Crossen’s ultimate success story began with WCU head football coach Mark Speir braving the snow to travel across the state to Garysburg to make a sales pitch to a scrawny, but speedy, Crossen on why he should come to Cullowhee. It was Speir’s honesty that won Crossen over.
“My decision to come to Western Carolina was solely based on him,” Crossen said. “He was a great guy when he came to talk to me in Garysburg. He drove down there in the snow. That speaks volumes. I really appreciate what he’s done for me and the chance he gave me to play at the Division I level at Western. Now, I guess I’m helping the program a little with recruiting.
“He just showed his genuineness to me,” Crossen added. “His honesty. Most coaches you talk to are like, ‘You’ll come in and start,’ and I’m like, ‘I weigh like 140 pounds. How am I going to start?’ (Speir) told me, ‘If you work hard enough, you’ll get to where you need to be.’ ”
That hard work saw Crossen go from a freshman who had 17 tackles as a player on special teams and a defensive back reserve to a senior starter who registered 67 tackles and seven passes-broken up.

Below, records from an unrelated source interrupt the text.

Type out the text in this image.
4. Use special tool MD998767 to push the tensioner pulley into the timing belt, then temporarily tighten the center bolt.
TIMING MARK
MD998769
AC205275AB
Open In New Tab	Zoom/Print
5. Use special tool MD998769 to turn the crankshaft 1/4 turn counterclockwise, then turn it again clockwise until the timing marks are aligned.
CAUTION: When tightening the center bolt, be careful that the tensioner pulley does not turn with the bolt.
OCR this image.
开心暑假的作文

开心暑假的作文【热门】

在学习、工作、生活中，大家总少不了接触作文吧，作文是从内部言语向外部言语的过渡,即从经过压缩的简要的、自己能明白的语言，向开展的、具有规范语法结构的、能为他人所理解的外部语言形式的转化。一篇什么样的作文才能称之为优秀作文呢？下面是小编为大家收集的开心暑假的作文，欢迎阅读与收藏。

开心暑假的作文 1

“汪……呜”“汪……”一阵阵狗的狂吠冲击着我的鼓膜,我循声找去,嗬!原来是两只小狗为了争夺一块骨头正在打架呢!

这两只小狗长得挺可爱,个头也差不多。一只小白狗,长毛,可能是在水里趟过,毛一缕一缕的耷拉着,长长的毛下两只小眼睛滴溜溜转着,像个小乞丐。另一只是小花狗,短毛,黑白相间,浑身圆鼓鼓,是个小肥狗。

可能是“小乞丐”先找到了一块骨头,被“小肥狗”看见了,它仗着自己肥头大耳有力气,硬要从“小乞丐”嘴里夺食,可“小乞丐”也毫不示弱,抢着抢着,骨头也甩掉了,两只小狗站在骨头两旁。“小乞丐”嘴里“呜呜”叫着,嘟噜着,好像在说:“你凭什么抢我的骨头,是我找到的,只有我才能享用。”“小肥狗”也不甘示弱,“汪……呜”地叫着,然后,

Crossen was both an inspirational and spiritual leader for the players. His teammates definitely listened when he talked.
“He’s an intense guy,” former teammate Hunter Jacobs said. “He’s one of those guys that always brings the best out of you. It doesn’t matter who he’s on the field with, he’s going to compete with you. Keion’s not afraid to tell you like it is. From the day he stepped on campus, he was never afraid to let himself be heard. That’s one of the best things about Keion.”
To this day, Crossen credits Speir for his success as a football player. The two have a bond, one that saw Speir make a point to visit Crossen at his hotel during Super Bowl week in between recruiting visits.
“That’s the type of guy he is,” Crossen said. “He came to the hotel and saw me. He’s a great person at heart. You cannot buy that with any kind of money. He has a great heart, great character.”